Se a pequena dimensão pode explicar o sucesso quando ele existe, também a coloca numa corda bamba. Nos últimos anos, a escola viu-se a braços com a perda de alunos. Na mudança para o secundário, a maioria troca a vila da Maceira — que não chegava a ter 10 mil habitantes nos censos de 2011 — pelos centros urbanos de Leiria, Batalha ou Marinha Grande a pouco minutos de caminho. Todos os anos é uma luta, diz Jorge Bajouco. “Não há bons exames que nos valham. Quando eles me dizem que noutras escolas terão mais pessoas da mesma idade, fico sem armas. Nisso não tenho como os contrariar.”
“Excelentes”, “focadíssimos”, “bons meninos”. Os professores repetem elogios aos finalistas do ano passado — os que conseguiram catapultar a escola para o topo do ranking. A decisão de ir para a universidade é determinante. E é o que melhor explica o facto de, num ano, a escola quase ter duplicado a média nos exames de Matemática (de 7,33 em 2016 para 13,64 valores em 2017). Melhorias também sentidas a Português (de 11,56 para 13,47 valores), disciplina em que obteve o terceiro melhor desempenho entre as escolas públicas.

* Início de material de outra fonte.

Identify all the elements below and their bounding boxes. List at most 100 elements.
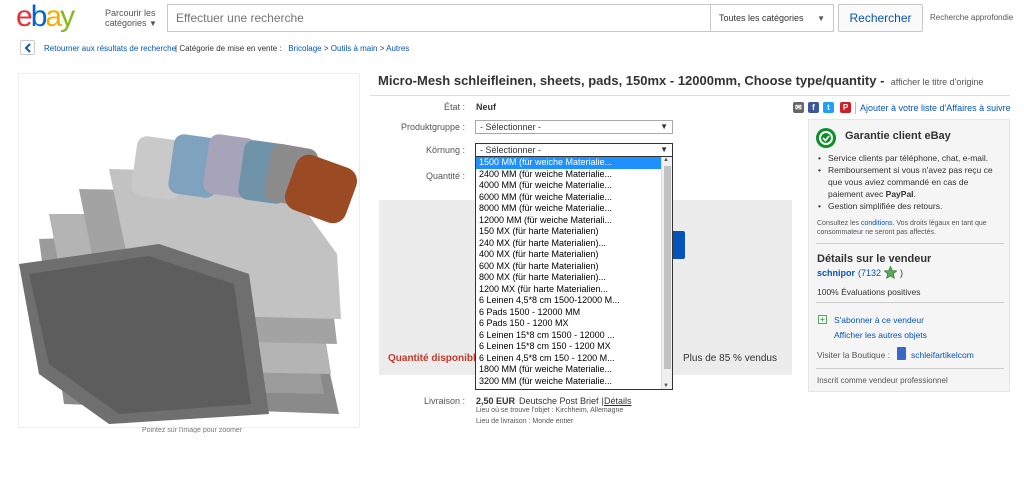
dropdown-option[interactable]: 6 Leinen 4,5*8 cm 150 - 1200 M... <box>476 353 662 365</box>
produktgruppe-label: Produktgruppe : <box>400 122 465 132</box>
dropdown-option[interactable]: 8000 MM (für weiche Materialie... <box>476 203 662 215</box>
back-button[interactable] <box>20 40 35 55</box>
logo-letter-a: a <box>45 0 62 33</box>
dropdown-option[interactable]: 600 MX (für harte Materialien) <box>476 261 662 273</box>
category-label: Catégorie de mise en vente : <box>179 44 282 53</box>
category-path: | Catégorie de mise en vente : Bricolage… <box>175 44 409 53</box>
kornung-select[interactable]: - Sélectionner - ▼ <box>475 143 673 157</box>
subscribe-seller-link[interactable]: S'abonner à ce vendeur <box>834 315 924 325</box>
pinterest-icon[interactable]: P <box>840 102 851 113</box>
add-to-watchlist-link[interactable]: Ajouter à votre liste d'Affaires à suivr… <box>860 103 1011 113</box>
original-title-link[interactable]: afficher le titre d'origine <box>891 77 984 87</box>
ebay-logo[interactable]: ebay <box>16 2 100 32</box>
store-link[interactable]: schleifartikelcom <box>911 350 974 360</box>
dropdown-option[interactable]: 1500 MM (für weiche Materialie... <box>476 157 662 169</box>
buy-now-button[interactable] <box>672 231 685 259</box>
dropdown-option[interactable]: 2400 MM (für weiche Materialie... <box>476 169 662 181</box>
plus-icon[interactable]: + <box>818 315 827 324</box>
dropdown-option[interactable]: 1800 MM (für weiche Materialie... <box>476 364 662 376</box>
twitter-icon[interactable]: t <box>823 102 834 113</box>
sold-percentage: Plus de 85 % vendus <box>683 353 777 364</box>
dropdown-option[interactable]: 150 MX (für harte Materialien) <box>476 226 662 238</box>
product-image[interactable] <box>19 74 359 427</box>
kornung-dropdown-list[interactable]: 1500 MM (für weiche Materialie... 2400 MM… <box>475 156 673 390</box>
crumb-separator: > <box>379 44 385 53</box>
crumb-bricolage[interactable]: Bricolage <box>288 44 321 53</box>
conditions-link[interactable]: conditions <box>861 220 893 227</box>
dropdown-option[interactable]: 6000 MM (für weiche Materialie... <box>476 192 662 204</box>
dropdown-option[interactable]: 6 Leinen 15*8 cm 1500 - 12000 ... <box>476 330 662 342</box>
guarantee-list: Service clients par téléphone, chat, e-m… <box>818 152 1003 212</box>
browse-categories-button[interactable]: Parcourir les catégories ▼ <box>105 8 157 29</box>
shop-label: Visiter la Boutique : <box>817 350 891 360</box>
seller-row: schnipor (7132 <box>817 268 881 278</box>
crumb-autres[interactable]: Autres <box>386 44 409 53</box>
divider <box>816 368 1004 369</box>
caret-down-icon: ▼ <box>660 122 668 131</box>
guarantee-item-end: . <box>913 189 916 199</box>
logo-letter-y: y <box>60 0 75 33</box>
dropdown-option[interactable]: 6 Pads 1500 - 12000 MM <box>476 307 662 319</box>
category-select[interactable]: Toutes les catégories ▼ <box>710 4 834 32</box>
dropdown-option[interactable]: 240 MX (für harte Materialien)... <box>476 238 662 250</box>
dropdown-option[interactable]: 6 Leinen 15*8 cm 150 - 1200 MX <box>476 341 662 353</box>
guarantee-item: Gestion simplifiée des retours. <box>818 200 1003 212</box>
store-icon[interactable] <box>897 347 906 360</box>
product-image-panel[interactable] <box>18 73 360 428</box>
guarantee-fine-print: Consultez les conditions. Vos droits lég… <box>817 219 1005 237</box>
dropdown-option[interactable]: 4000 MM (für weiche Materialie... <box>476 180 662 192</box>
advanced-search-link[interactable]: Recherche approfondie <box>930 13 1013 22</box>
dropdown-option[interactable]: 6 Pads 150 - 1200 MX <box>476 318 662 330</box>
dropdown-option[interactable]: 800 MX (für harte Materialien)... <box>476 272 662 284</box>
search-input[interactable] <box>167 4 710 32</box>
caret-down-icon: ▼ <box>660 145 668 154</box>
listing-title-row: Micro-Mesh schleifleinen, sheets, pads, … <box>378 73 1018 88</box>
facebook-icon[interactable]: f <box>808 102 819 113</box>
dropdown-option[interactable]: 12000 MM (für weiche Materiali... <box>476 215 662 227</box>
mail-icon[interactable]: ✉ <box>793 102 804 113</box>
back-to-results-link[interactable]: Retourner aux résultats de recherche <box>44 44 176 53</box>
positive-feedback: 100% Évaluations positives <box>817 287 921 297</box>
scroll-down-icon[interactable]: ▼ <box>663 383 669 389</box>
delivery-area: Lieu de livraison : Monde entier <box>476 418 574 425</box>
divider <box>855 102 856 114</box>
scroll-up-icon[interactable]: ▲ <box>663 157 669 163</box>
kornung-label: Körnung : <box>425 145 465 155</box>
listing-title: Micro-Mesh schleifleinen, sheets, pads, … <box>378 73 885 88</box>
seller-name-link[interactable]: schnipor <box>817 268 855 278</box>
site-header: ebay Parcourir les catégories ▼ Toutes l… <box>0 0 1024 38</box>
dropdown-scrollbar[interactable]: ▲ ▼ <box>661 157 672 389</box>
guarantee-item: Service clients par téléphone, chat, e-m… <box>818 152 1003 164</box>
dropdown-option[interactable]: 3200 MM (für weiche Materialie... <box>476 376 662 388</box>
quantity-label: Quantité : <box>425 171 465 181</box>
produktgruppe-select-value: - Sélectionner - <box>480 122 542 132</box>
search-button[interactable]: Rechercher <box>838 4 923 32</box>
star-icon <box>884 266 897 279</box>
seller-title: Détails sur le vendeur <box>817 253 932 265</box>
paypal-label: PayPal <box>885 189 914 199</box>
shipping-details-link[interactable]: Détails <box>604 396 632 406</box>
zoom-hint: Pointez sur l'image pour zoomer <box>142 427 243 433</box>
guarantee-title: Garantie client eBay <box>845 130 951 142</box>
quantity-available: Quantité disponible <box>388 353 482 364</box>
state-value: Neuf <box>476 102 496 112</box>
browse-line-2: catégories <box>105 18 147 28</box>
fine-print-text: Consultez les <box>817 220 861 227</box>
feedback-close-paren: ) <box>900 268 903 278</box>
other-items-link[interactable]: Afficher les autres objets <box>834 330 927 340</box>
kornung-select-value: - Sélectionner - <box>480 145 542 155</box>
dropdown-option[interactable]: 400 MX (für harte Materialien) <box>476 249 662 261</box>
crumb-outils-a-main[interactable]: Outils à main <box>331 44 378 53</box>
scrollbar-thumb[interactable] <box>664 166 671 369</box>
guarantee-item: Remboursement si vous n'avez pas reçu ce… <box>818 164 1003 200</box>
crumb-separator: > <box>323 44 329 53</box>
shipping-method: Deutsche Post Brief | <box>519 396 603 406</box>
produktgruppe-select[interactable]: - Sélectionner - ▼ <box>475 120 673 134</box>
dropdown-option[interactable]: 6 Leinen 4,5*8 cm 1500-12000 M... <box>476 295 662 307</box>
chevron-left-icon <box>24 43 31 53</box>
item-location: Lieu où se trouve l'objet : Kirchheim, A… <box>476 407 624 414</box>
logo-letter-b: b <box>30 0 48 33</box>
seller-feedback-link[interactable]: (7132 <box>858 268 881 278</box>
dropdown-option[interactable]: 1200 MX (für harte Materialien... <box>476 284 662 296</box>
professional-seller-note: Inscrit comme vendeur professionnel <box>817 376 948 385</box>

“Aqui o facto de os alunos terem objectivos muito claros é uma grande vitória. É um meio pequeno e em que os encarregados de educação são muito dedicados, mas têm níveis de escolaridade baixos”, sublinha Clara Abrantes, a professora que levou os alunos do 12.º ano ao exame de Matemática e os acompanhava desde o 7.º. E há um apoio de retaguarda: os jovens têm apoio semanal às disciplinas de exame, voluntário e para toda a turma. “As colegas de outras escolas ficaram surpreendidas porque eles aparecem todos ao apoio. Se os pais não estivessem por trás, acha que eles vinham todos?”

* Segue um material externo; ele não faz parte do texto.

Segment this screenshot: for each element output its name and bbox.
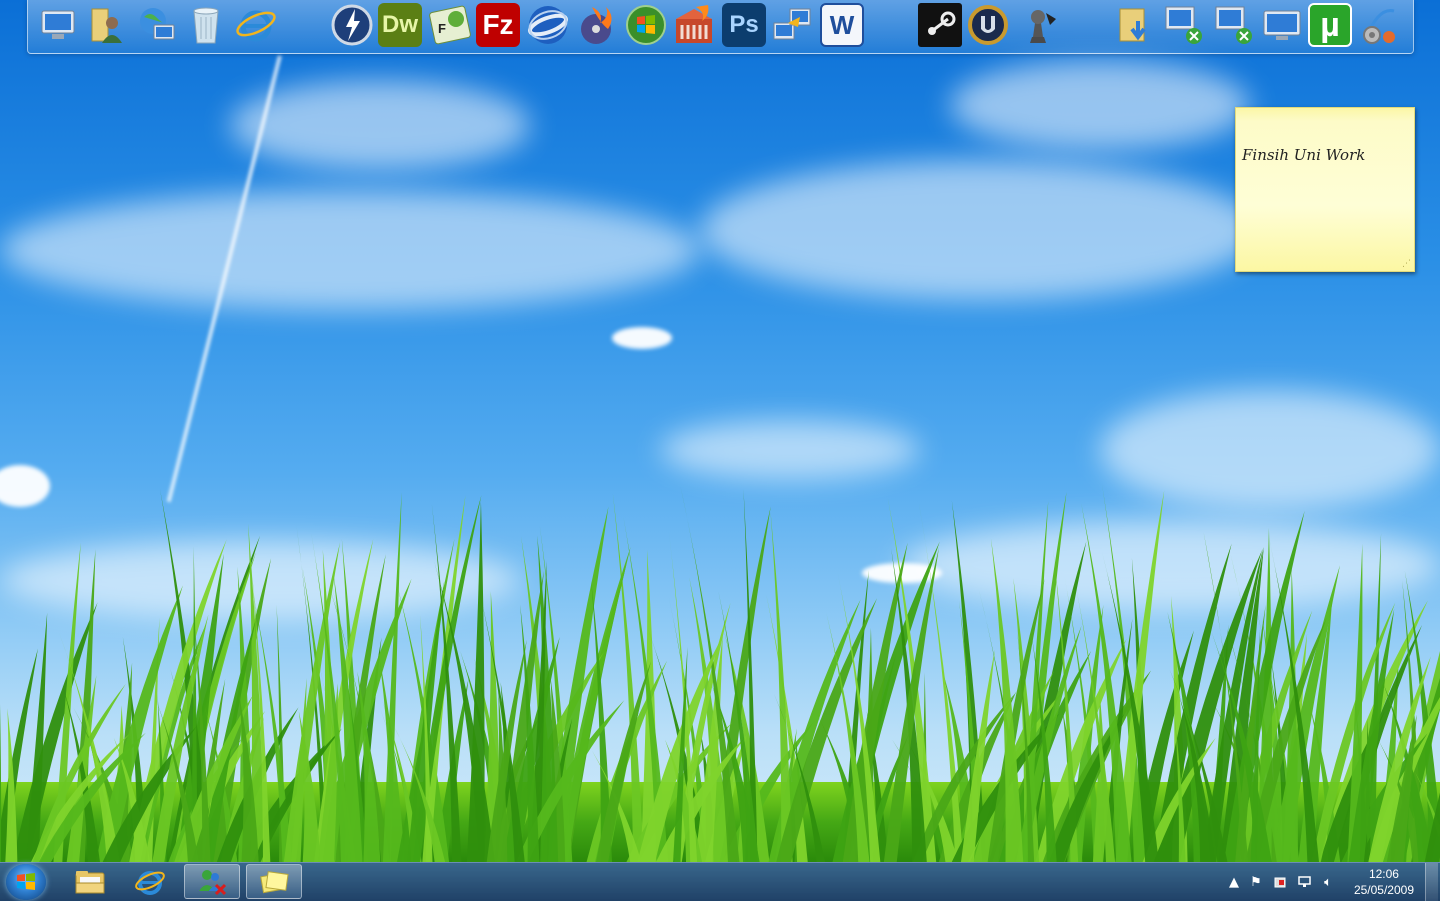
- action-center-flag-icon[interactable]: ⚑: [1248, 874, 1264, 890]
- downloads-folder-icon[interactable]: [1114, 3, 1158, 47]
- internet-explorer-icon: [135, 870, 165, 895]
- resize-grip-icon[interactable]: ⋰: [1402, 259, 1411, 269]
- nero-startsmart-icon[interactable]: [672, 3, 716, 47]
- word-icon[interactable]: W: [820, 3, 864, 47]
- monitor-icon[interactable]: [1260, 3, 1304, 47]
- dock-icon-label: Dw: [382, 11, 418, 38]
- cloud: [0, 190, 700, 310]
- clock-time: 12:06: [1368, 867, 1399, 881]
- messenger-offline-icon: [199, 869, 227, 895]
- power-icon[interactable]: [1272, 874, 1288, 890]
- computer-icon[interactable]: [36, 3, 80, 47]
- remote-desktop-icon-2[interactable]: [1212, 3, 1256, 47]
- taskbar-messenger-button[interactable]: [184, 864, 240, 899]
- taskbar: ▲ ⚑ 🔈︎ 12:06 25/05/2009: [0, 862, 1440, 901]
- system-tray: ▲ ⚑ 🔈︎ 12:06 25/05/2009: [1220, 863, 1440, 901]
- volume-icon[interactable]: 🔈︎: [1320, 874, 1336, 890]
- nero-burning-icon[interactable]: [574, 3, 618, 47]
- windows-media-center-icon[interactable]: [624, 3, 668, 47]
- cloud: [950, 60, 1250, 150]
- taskbar-sticky-notes-button[interactable]: [246, 864, 302, 899]
- dock-icon-label: Fz: [482, 9, 514, 40]
- remote-desktop-icon-1[interactable]: [1162, 3, 1206, 47]
- folder-icon: [75, 870, 105, 893]
- chess-icon[interactable]: [1016, 3, 1060, 47]
- utorrent-icon[interactable]: µ: [1308, 3, 1352, 47]
- taskbar-ie-button[interactable]: [122, 864, 178, 899]
- google-earth-icon[interactable]: [526, 3, 570, 47]
- clock[interactable]: 12:06 25/05/2009: [1354, 866, 1414, 898]
- cloud: [660, 420, 920, 480]
- daemon-tools-icon[interactable]: [330, 3, 374, 47]
- filezilla-icon[interactable]: Fz: [476, 3, 520, 47]
- sticky-notes-icon: [260, 870, 289, 893]
- fireworks-icon[interactable]: F: [428, 3, 472, 47]
- unreal-tournament-icon[interactable]: [966, 3, 1010, 47]
- grass: [0, 484, 1440, 862]
- sticky-note[interactable]: Finsih Uni Work ⋰: [1235, 107, 1415, 272]
- small-cloud: [612, 327, 672, 349]
- transfer-wizard-icon[interactable]: [770, 3, 814, 47]
- network-icon[interactable]: [1296, 874, 1312, 890]
- cloud: [230, 80, 530, 170]
- dock-icon-label: Ps: [729, 11, 759, 38]
- clock-date: 25/05/2009: [1353, 883, 1414, 897]
- svg-text:F: F: [438, 21, 446, 36]
- windows-logo-icon: [17, 873, 35, 890]
- settings-gears-icon[interactable]: [1358, 3, 1402, 47]
- desktop-wallpaper: [0, 0, 1440, 862]
- taskbar-explorer-button[interactable]: [62, 864, 118, 899]
- dock-icon-label: µ: [1320, 5, 1340, 44]
- internet-explorer-icon[interactable]: [234, 3, 278, 47]
- recycle-bin-icon[interactable]: [184, 3, 228, 47]
- start-button[interactable]: [6, 864, 46, 900]
- dock-icon-label: W: [829, 9, 855, 40]
- dreamweaver-icon[interactable]: Dw: [378, 3, 422, 47]
- show-hidden-icons-arrow[interactable]: ▲: [1226, 874, 1242, 890]
- user-folder-icon[interactable]: [86, 3, 130, 47]
- icon-dock: Dw F Fz Ps Wµ: [27, 0, 1414, 54]
- show-desktop-button[interactable]: [1425, 863, 1438, 901]
- steam-icon[interactable]: [918, 3, 962, 47]
- photoshop-icon[interactable]: Ps: [722, 3, 766, 47]
- network-globe-icon[interactable]: [134, 3, 178, 47]
- cloud: [700, 160, 1260, 300]
- sticky-note-text[interactable]: Finsih Uni Work: [1242, 146, 1365, 164]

Os resultados dependem também das características dos alunos, que podem mudar de ano para ano, já que a escola, garante o seu director, “trabalha sempre com o mesmo método”. Isso não impediu que, há cerca de 10 anos, “um ranking corresse muito mal”: “A agência Lusa ligou-me e foi uma dor muito grande”, conta Jorge Bajouco. “Eu dizia na altura que isto é muito injusto, percebe? Porque muitas vezes não caracteriza nada mesmo o trabalho das escolas. E o mesmo direi agora. Claro que temos muito orgulho em ter bons resultados, mas quem nos garante que daqui a uns anos as coisas não voltam a piorar?”
Muitos chumbos
Os alunos já estão à porta quando Ana Paula Andrade chega para a aula do 12.º ano no bloco mais recuado da escola. Aquele pequeno edifício branco, com beirais verdes e janelas de madeira, é também o mais antigo. Fará quase 100 anos que Henrique Sommer o mandou construir, nos limites da antiga Companhia de Cimentos de Leiria, da qual foi fundador, para que fosse a escola dos filhos dos operários.
Sentados ao fundo da sala, Francisco Marques e Rafael Lopes, de 17 anos, contam que, “se possível”, vão seguir para o ensino superior no próximo ano. Francisco faz mesmo questão de sair de Leiria, “conhecer outras realidades” fora da freguesia onde sempre viveu e da escola onde estuda desde o 5.º ano.
Quando começou o secundário havia duas turmas de 10.º ano. Um ano depois, o elevado número de reprovações fez com que se juntassem numa única classe. De facto, apesar dos bons resultados quando se fala de médias exames, a escola está entre as últimas naquele que pode ser considerado um “ranking alternativo” — o "indicador global dos percursos directos de sucesso" do Ministério da Educação mede ao longo de três gerações de estudantes, entre 2015 e 2017, quantos conseguem fazer o secundário sem chumbar um ano e ter positiva nas provas essenciais no 12.º. Quando as coisas são postas nestes termos, a Henrique Sommer fica em 521.º em 542 escolas para as quais há estes dados. O que significa que chumba mais os seus alunos do que seria de esperar face ao perfil escolar dos mesmo.
Mas a escola está a recuperar: melhora neste indicador quando se olha só para os estudantes que concluíram o secundário no ano lectivo de 2016/17. Quase 60% concluíram este nível de escolaridade sem retenções no 10.º e 11.º ano e tendo nota positiva nos dois exames do secundário.
O foco de Sara, que desde cedo tinha como objectivo entrar em Medicina, “está no projecto académico” e, nesse campo, acredita que “não podia ter escolhido melhor”. Tanto pelos colegas, “todos se ajudam”, como pelos docentes: “Nós somos quase como os sobrinhos deles.”